Investito da un’auto sul Carso, dopo le cure lo sciacallo Sergio torna in natura

Lo sciacallo Sergio è tornato in natura sul Carso.

È stato soccorso e curato, e ora può ritornare libero nella natura. Protagonista della vicenda è uno sciacallo dorato (Canis aureus), investito da un’auto lo scorso 29 marzo a San Martino del Carso.

L’esemplare, un maschio di età stimata di 24 mesi, è stato immediatamente trasportato presso il Centro di ricerca e coordinamento per il recupero della fauna selvatica, nella sede di Pagnacco dell’Azienda agraria “Antonio Servadei” dell’Università di Udine, grazie all’attività di coordinamento svolta dalla Direzione centrale risorse agroalimentari, forestali e ittiche della Regione Friuli Venezia Giulia. L’animale, visitato da Stefano Pesaro, medico veterinario responsabile del Centro di recupero dell’Ateneo di Udine, e sottoposto ad accurati accertamenti per escludere fratture o altre lesioni traumatiche gravi, si presentava sofferente, iperattivo e gravemente ipovedente.

Dopo due giorni di completo deficit visivo (cecità completa transitoria), Sergio – così soprannominato dal nome dell’operatore della ditta Arca che si occupa del recupero della fauna nel territorio dell’ex provincia Gorizia – ha ripreso la vista, condizione che ne ha permesso il rilascio, nella zona dov’era stato recuperato.

Nel periodo di degenza presso la struttura universitaria l’animale è stato stabilizzato e sottoposto a terapia specifica per quadri riconducibili a fenomeni traumatici cranici. È stato inoltre esaminato per indagini sanitarie in collaborazione con l’Istituto Zooprofilattico delle Venezie, sezione di Basaldella, e della Clinica Campo Marzio di Trieste.

Prima del rilascio, per seguire gli spostamenti dell’animale e per studiare il suo comportamento, i ricercatori del DI4A dell’Università di Udine hanno dotato Sergio di un radio collare satellitare. Dopo i primi i giorni di rilascio, dai dati di telemetria, ovvero dai movimenti descritti dal collare, Sergio appare in buona salute, e ogni notte si muove per diversi chilometri sull’altopiano carsico.

Sergio è il terzo sciacallo soccorso in Italiail secondo curato e rilasciato a seguito della convalescenza presso il Centro di recupero dell’Ateneo friulano, dopo Alberto, anch’esso recuperato a seguito di un investimento stradale nel 2019, e che ancora vive tra la Val Resia e il Canal del Ferro. Il collare di cui era stato dotato Alberto, ha permesso infatti di studiare i suoi movimenti lungo il Tagliamento, il Fella e le zone Prealpine circostanti.

“A oggi – ricordano Stefano Filacorda, coordinatore dei progetti di ricerca sulla fauna selvatica dell’Università di Udine, e Stefano Pesaro – la causa di maggior mortalità riscontrata per questa specie in Italia è legata agli incidenti sulla rete viaria, che nel solo 2021 in Friuli Venezia Giulia ha portato alla morte di ben 6 individui. Questa specie rara sul territorio italiano, con una popolazione di poche centinaia di individui, risulta essere ancora poco nota nei suoi comportamenti ed esigenze ecologiche».

Il monitoraggio di Sergio, grazie al collare.
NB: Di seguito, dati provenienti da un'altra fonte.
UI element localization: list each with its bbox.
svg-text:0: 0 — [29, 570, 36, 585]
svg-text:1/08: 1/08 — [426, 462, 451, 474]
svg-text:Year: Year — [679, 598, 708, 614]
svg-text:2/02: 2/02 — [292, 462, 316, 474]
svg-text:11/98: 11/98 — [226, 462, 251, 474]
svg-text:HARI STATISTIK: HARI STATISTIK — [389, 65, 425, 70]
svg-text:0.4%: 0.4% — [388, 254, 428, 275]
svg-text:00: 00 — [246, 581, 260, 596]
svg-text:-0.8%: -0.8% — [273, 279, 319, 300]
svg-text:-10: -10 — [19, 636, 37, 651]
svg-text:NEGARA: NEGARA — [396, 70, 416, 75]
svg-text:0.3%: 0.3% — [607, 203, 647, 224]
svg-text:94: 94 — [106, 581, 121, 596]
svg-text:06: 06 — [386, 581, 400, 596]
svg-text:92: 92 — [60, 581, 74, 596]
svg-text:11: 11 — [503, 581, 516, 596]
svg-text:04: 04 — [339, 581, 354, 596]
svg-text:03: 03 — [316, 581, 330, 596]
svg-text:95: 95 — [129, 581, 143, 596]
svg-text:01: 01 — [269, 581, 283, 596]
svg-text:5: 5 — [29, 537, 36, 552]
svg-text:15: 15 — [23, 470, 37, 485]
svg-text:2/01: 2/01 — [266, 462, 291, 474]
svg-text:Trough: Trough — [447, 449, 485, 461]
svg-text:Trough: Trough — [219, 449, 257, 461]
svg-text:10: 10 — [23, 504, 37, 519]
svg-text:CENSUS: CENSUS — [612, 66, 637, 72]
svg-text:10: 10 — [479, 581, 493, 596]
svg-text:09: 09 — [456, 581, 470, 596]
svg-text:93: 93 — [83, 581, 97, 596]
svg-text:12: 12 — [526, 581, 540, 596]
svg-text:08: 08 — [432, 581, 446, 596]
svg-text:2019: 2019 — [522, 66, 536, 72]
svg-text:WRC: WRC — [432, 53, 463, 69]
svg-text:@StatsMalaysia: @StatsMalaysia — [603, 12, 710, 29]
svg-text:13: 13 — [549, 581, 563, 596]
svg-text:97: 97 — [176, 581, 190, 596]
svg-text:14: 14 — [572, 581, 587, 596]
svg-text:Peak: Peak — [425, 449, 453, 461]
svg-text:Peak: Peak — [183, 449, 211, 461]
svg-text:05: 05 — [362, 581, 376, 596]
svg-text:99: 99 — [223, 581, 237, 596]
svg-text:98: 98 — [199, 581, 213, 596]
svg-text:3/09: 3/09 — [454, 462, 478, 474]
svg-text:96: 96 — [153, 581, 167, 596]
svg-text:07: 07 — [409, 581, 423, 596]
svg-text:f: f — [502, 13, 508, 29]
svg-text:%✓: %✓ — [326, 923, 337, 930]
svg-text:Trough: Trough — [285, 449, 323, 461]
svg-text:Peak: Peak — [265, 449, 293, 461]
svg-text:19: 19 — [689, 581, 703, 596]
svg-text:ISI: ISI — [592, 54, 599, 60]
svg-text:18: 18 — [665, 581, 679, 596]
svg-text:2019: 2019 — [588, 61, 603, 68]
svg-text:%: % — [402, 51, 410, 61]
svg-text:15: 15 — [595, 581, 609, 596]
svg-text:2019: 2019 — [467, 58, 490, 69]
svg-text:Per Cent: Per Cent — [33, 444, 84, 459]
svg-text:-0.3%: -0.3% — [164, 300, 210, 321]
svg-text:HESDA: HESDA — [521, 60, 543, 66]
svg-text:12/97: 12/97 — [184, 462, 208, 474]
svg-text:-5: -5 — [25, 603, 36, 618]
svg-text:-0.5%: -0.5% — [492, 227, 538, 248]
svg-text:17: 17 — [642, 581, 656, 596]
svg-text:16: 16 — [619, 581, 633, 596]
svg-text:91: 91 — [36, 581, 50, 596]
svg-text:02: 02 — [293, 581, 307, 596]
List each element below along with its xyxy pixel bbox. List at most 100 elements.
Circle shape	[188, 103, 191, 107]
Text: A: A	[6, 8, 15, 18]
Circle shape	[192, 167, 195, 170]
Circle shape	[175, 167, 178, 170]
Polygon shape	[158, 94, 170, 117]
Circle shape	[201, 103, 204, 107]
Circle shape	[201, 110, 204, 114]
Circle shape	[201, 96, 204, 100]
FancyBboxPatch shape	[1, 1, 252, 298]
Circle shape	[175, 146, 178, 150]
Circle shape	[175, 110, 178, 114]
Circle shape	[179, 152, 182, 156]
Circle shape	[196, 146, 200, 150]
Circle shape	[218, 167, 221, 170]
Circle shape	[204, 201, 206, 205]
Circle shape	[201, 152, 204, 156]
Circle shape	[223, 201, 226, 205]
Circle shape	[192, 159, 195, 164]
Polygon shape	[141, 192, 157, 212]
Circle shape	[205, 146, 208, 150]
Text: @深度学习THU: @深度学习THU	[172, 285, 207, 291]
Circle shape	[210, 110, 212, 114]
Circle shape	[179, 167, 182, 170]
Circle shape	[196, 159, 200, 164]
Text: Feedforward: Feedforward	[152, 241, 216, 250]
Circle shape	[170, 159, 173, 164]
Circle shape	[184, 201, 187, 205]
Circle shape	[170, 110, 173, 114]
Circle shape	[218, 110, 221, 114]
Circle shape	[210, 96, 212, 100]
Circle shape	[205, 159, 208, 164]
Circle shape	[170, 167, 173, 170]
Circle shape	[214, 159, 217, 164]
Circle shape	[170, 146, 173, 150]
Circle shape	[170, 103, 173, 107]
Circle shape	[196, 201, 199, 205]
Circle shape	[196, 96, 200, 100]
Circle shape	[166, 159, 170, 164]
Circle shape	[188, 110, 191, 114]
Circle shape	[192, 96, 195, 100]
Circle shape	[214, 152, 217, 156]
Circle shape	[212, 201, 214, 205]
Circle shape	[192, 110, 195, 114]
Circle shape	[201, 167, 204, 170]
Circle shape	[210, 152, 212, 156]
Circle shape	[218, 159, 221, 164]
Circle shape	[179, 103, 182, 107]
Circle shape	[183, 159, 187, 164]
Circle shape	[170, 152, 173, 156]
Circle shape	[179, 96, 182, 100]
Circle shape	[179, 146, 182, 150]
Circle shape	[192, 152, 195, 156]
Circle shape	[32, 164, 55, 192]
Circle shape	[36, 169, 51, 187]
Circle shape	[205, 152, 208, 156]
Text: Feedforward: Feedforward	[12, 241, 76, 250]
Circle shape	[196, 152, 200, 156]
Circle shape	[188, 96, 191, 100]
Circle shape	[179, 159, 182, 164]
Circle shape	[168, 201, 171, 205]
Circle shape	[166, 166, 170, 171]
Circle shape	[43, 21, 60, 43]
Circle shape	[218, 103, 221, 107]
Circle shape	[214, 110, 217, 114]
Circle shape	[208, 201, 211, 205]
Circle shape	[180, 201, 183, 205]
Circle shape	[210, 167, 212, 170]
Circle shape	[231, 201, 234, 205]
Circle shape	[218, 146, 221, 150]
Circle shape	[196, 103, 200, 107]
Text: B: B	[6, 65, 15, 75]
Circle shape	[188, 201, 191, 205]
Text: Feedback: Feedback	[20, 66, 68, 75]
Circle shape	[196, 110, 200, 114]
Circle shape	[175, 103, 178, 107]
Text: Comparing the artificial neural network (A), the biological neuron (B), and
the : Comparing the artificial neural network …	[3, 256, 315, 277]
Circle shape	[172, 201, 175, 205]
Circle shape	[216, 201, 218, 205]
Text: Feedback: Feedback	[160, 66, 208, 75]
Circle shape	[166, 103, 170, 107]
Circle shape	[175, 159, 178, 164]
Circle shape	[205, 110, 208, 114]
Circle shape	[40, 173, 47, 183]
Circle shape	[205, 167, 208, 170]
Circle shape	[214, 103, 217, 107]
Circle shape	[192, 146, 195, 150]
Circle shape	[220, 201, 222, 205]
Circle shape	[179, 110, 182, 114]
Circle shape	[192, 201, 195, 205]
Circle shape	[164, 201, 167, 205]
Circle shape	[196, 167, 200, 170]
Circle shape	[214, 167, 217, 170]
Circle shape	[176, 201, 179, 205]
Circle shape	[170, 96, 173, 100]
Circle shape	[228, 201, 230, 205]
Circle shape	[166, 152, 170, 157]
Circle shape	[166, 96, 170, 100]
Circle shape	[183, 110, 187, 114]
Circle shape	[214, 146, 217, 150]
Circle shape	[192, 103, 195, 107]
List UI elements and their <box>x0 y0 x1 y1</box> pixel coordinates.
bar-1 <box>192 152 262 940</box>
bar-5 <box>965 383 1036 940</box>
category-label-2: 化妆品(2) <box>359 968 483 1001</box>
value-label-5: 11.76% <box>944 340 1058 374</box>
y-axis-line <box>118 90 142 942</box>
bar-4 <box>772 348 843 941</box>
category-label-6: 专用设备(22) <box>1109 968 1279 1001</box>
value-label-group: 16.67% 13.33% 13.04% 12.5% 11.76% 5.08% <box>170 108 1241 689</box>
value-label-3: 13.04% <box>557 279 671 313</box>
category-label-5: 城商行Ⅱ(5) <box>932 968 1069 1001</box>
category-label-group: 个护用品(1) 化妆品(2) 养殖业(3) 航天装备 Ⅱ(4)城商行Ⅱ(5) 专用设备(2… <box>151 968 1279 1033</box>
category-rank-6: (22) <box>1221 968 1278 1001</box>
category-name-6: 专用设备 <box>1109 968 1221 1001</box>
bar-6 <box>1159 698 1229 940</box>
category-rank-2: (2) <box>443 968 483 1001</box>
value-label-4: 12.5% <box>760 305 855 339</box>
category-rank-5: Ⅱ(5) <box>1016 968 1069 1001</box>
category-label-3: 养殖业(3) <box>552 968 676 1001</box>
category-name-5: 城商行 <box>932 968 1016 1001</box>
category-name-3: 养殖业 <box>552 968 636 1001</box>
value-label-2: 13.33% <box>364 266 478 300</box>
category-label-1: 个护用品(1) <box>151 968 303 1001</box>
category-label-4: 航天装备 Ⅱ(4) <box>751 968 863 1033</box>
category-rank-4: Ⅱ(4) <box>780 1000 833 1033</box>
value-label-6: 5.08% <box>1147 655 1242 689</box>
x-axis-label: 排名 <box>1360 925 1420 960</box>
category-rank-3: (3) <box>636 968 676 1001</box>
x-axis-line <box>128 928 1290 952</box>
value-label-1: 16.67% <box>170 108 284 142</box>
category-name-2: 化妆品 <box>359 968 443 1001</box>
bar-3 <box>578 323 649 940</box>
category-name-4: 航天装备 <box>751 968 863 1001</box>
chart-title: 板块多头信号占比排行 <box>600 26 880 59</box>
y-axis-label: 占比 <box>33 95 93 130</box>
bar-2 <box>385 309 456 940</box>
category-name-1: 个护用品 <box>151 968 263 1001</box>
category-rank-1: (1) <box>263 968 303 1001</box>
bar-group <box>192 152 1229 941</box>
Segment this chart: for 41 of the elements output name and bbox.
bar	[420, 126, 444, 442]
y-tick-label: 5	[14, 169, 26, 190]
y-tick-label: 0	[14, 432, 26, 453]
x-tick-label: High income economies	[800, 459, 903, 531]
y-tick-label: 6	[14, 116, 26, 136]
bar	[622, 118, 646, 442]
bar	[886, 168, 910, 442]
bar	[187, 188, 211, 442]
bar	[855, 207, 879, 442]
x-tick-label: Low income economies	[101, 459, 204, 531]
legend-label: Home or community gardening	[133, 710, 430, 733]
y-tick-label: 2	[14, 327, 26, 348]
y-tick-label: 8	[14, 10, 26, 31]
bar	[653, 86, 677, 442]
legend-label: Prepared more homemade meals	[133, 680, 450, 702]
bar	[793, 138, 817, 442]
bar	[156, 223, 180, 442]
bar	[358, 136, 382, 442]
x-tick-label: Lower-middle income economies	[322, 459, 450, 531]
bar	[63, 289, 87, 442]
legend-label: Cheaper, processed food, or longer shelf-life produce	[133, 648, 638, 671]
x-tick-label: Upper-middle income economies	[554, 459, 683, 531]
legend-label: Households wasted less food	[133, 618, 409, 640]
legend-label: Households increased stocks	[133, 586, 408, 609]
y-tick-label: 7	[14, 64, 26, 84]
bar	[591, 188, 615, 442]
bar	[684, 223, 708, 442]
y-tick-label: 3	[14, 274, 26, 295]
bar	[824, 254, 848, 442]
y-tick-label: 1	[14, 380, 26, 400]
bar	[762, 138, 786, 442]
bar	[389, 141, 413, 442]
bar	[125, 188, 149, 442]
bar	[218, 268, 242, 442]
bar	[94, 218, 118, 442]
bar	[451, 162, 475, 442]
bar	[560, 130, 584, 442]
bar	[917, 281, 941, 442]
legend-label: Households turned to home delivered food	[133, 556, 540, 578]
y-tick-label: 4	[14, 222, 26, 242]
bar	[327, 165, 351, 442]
Il collare satellitare e radio di cui è stato dotato Sergio, con sensore di attività, della ditta Vectronic, modello vertex lite, dovrebbe permettere di raccogliere circa 800-1.200 punti di localizzazione, per un periodo di circa 8-12 mesi, fornendo così ai ricercatori una descrizione del territorio frequentato dallo sciacallo e gli eventuali movimenti di dispersione.

Lo staff di recupero e cura dell’animale.

Al recupero dell’animale investito hanno partecipato: Sergio Hlacia della ditta Arca, Stazione di Forestale di Gorizia e Monfalcone. Le valutazioni sanitarie sono state condotte da Stefano Pesaro, medico veterinario, e Paola Beraldo, ricercatrice e parassitologa del DI4A dell’Ateneo di Udine, Marco Bregoli, medico veterinario dell’Istituto Zooprofilattico delle Venezie, sezione di Basaldella e della Clinica Campo Marzio di Trieste. Il rilevamento radio telemetrico è condotto da Stefano Filacorda con il tecnico Andrea Madinelli, il dottorando di ricerca Marcello Frangini, e dall’assegnista di ricerca Lorenzo Frangini, tutti del DI4A dell’Università di Udine.